Who's on the Throne?
Lee Deuteronomio 6:4 en la NVI →
The Great Shema doesn't start with a command. It starts with a claim.
Before God tells us how to love Him, He tells us who He is — the one true God, with no rivals, on a throne that doesn't share. That sounds obvious until you ask whether your daily life agrees.
John Calvin said the human heart is "an idol factory." We don't carve statues anymore, but we do something subtler. We take the good gifts of God — a marriage, a child, a career, a comfort, a fear — and quietly slide them into the place only God is meant to occupy. The good gift becomes an ultimate gift. The ultimate gift becomes an idol.
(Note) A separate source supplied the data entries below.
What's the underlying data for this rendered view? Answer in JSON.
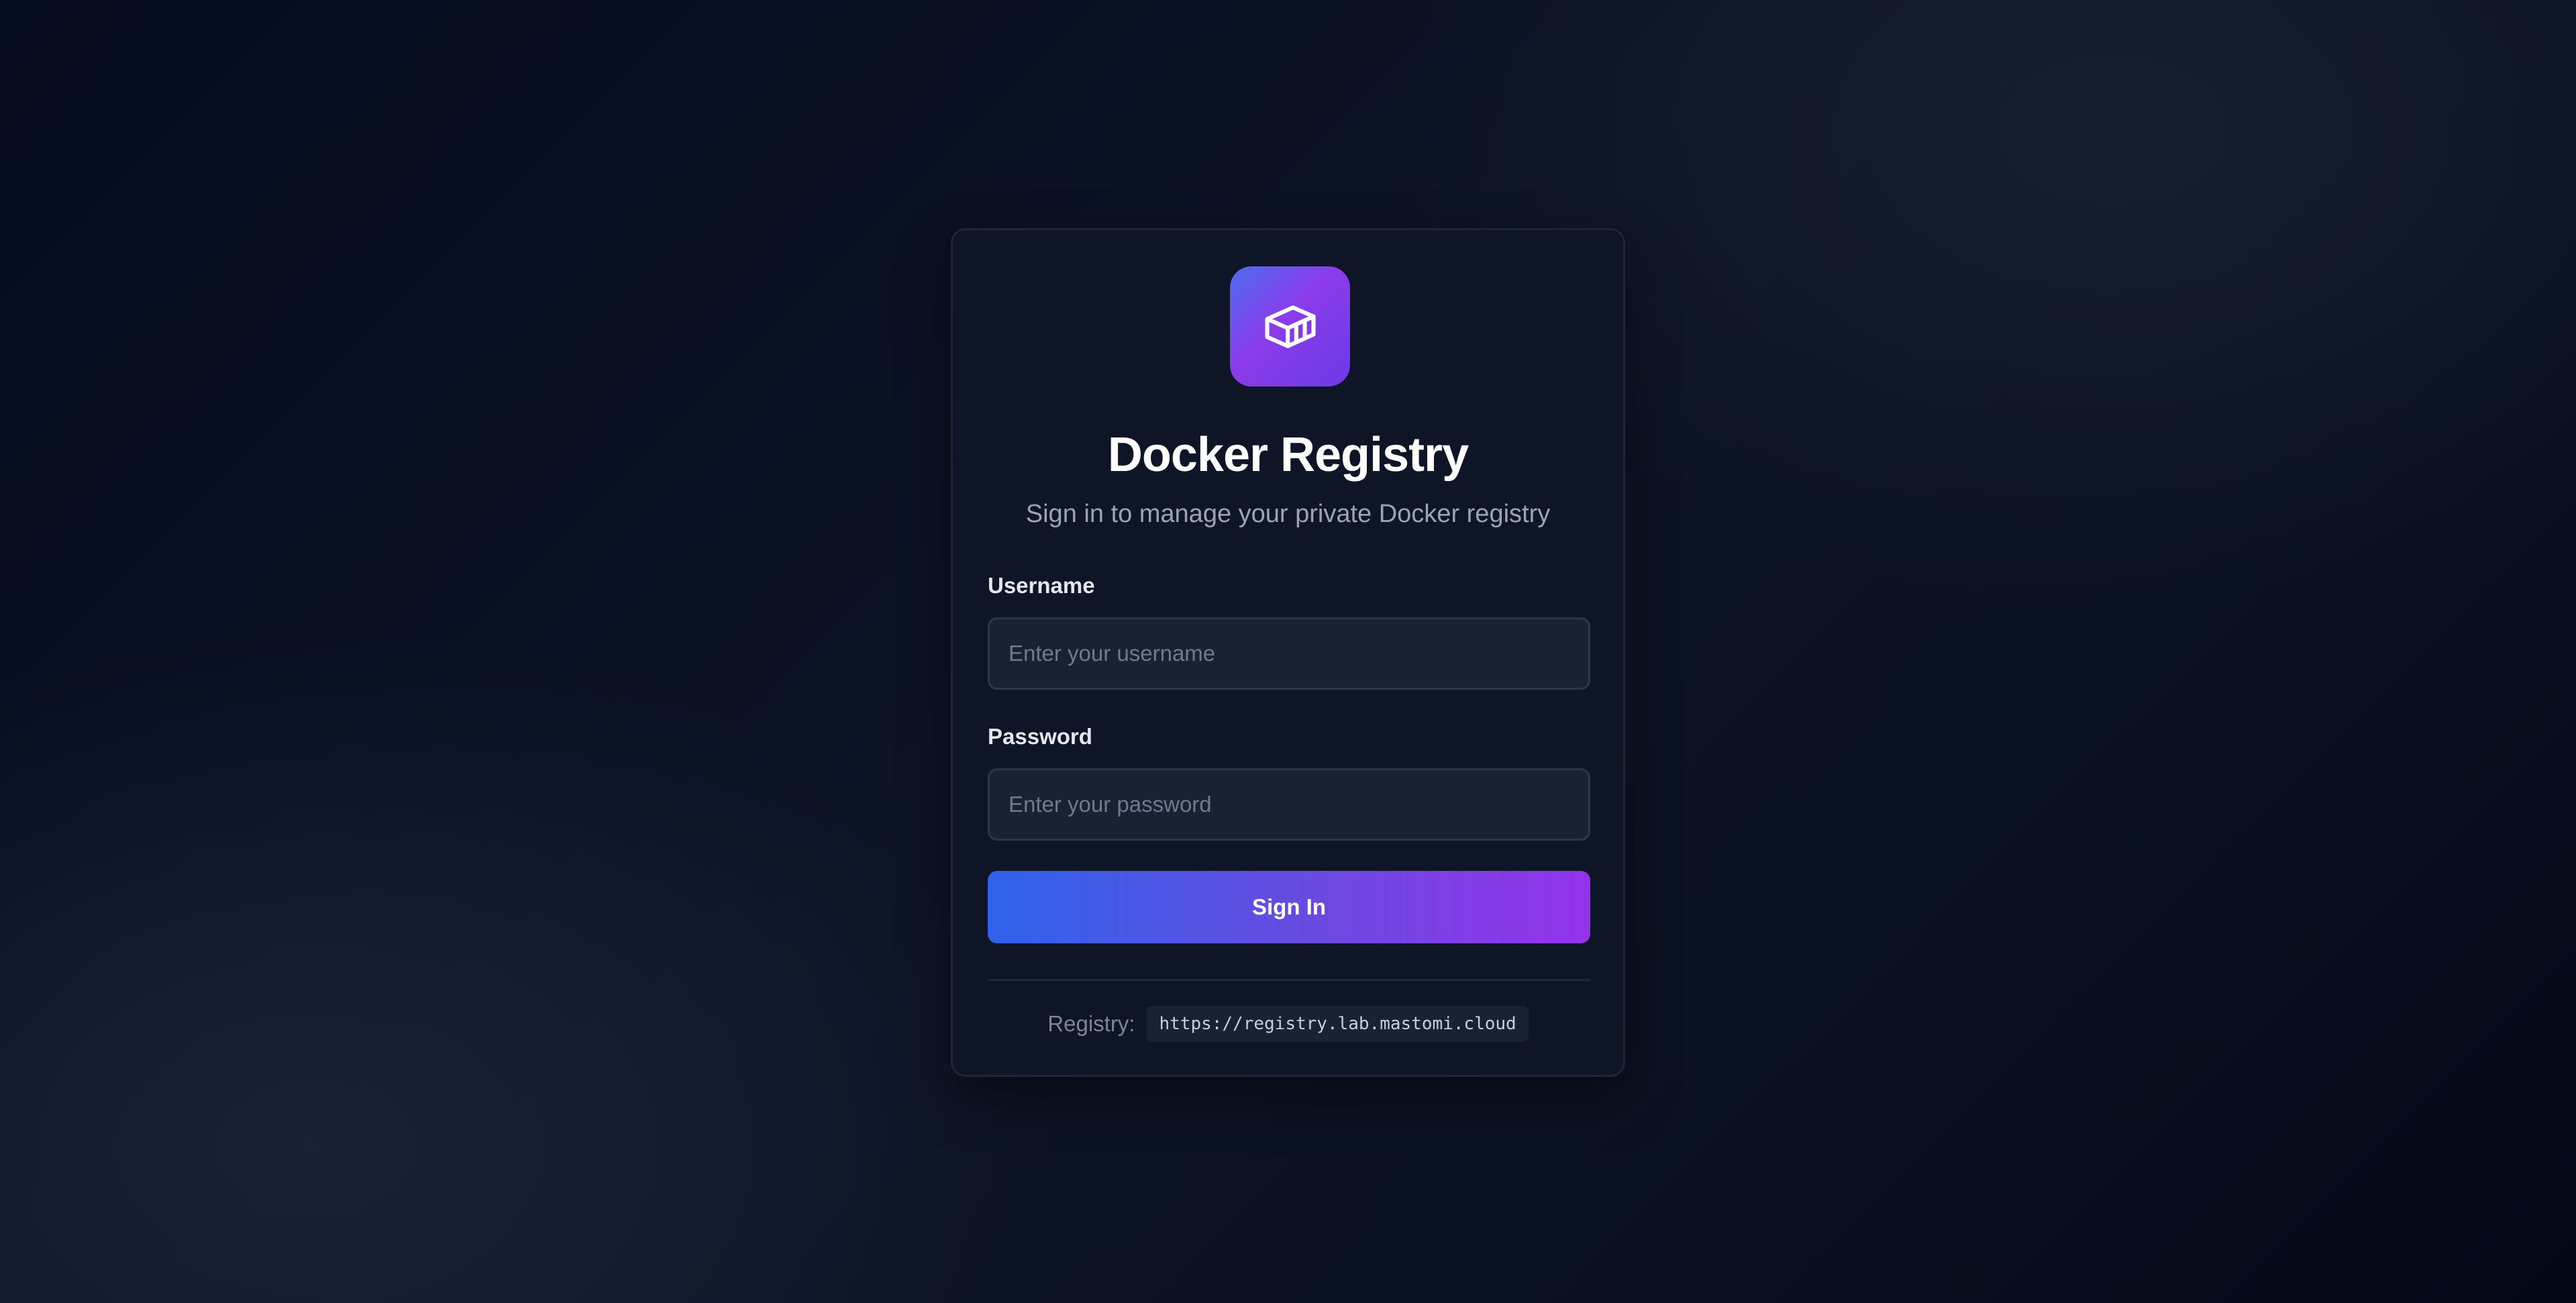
{
  "login": {
    "title": "Docker Registry",
    "subtitle": "Sign in to manage your private Docker registry",
    "logo_icon": "container-box-icon",
    "username": {
      "label": "Username",
      "placeholder": "Enter your username",
      "value": ""
    },
    "password": {
      "label": "Password",
      "placeholder": "Enter your password",
      "value": ""
    },
    "submit_label": "Sign In",
    "registry": {
      "label": "Registry:",
      "url": "https://registry.lab.mastomi.cloud"
    }
  },
  "colors": {
    "accent_start": "#2f63ea",
    "accent_end": "#9333ea",
    "card_background": "#0e1526",
    "page_background": "#0b1222"
  }
}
And our lives quietly fall out of order.
This matters for the rest of the week, because every move the Shema makes after this — love God with everything, pass it on to your kids, weave it through your days — depends on getting the throne question right. You cannot pass on what you do not have. If God is one good thing among many in your life, that's what your kids will catch from you. If God is the One on whom every other good thing depends, that's what they'll catch instead.
Before the Shema gets to your children, it gets to you. Today, ask the honest question: who, actually, sits on the throne of your heart?
La lectura de hoy: Deuteronomy 6
Read the whole chapter today. Deuteronomy 6 isn't only the Shema — it's a chapter-long call to keep God central across every move into a new land, a new season, a new home. The throne question runs through all of it. Notice how often Moses repeats the warning: don't forget, don't go after other gods, don't let the good gifts of the promised land replace the One who gave them.
Reflexiona: If a friend watched your life for one week with no commentary, what would they say is on the throne of your heart?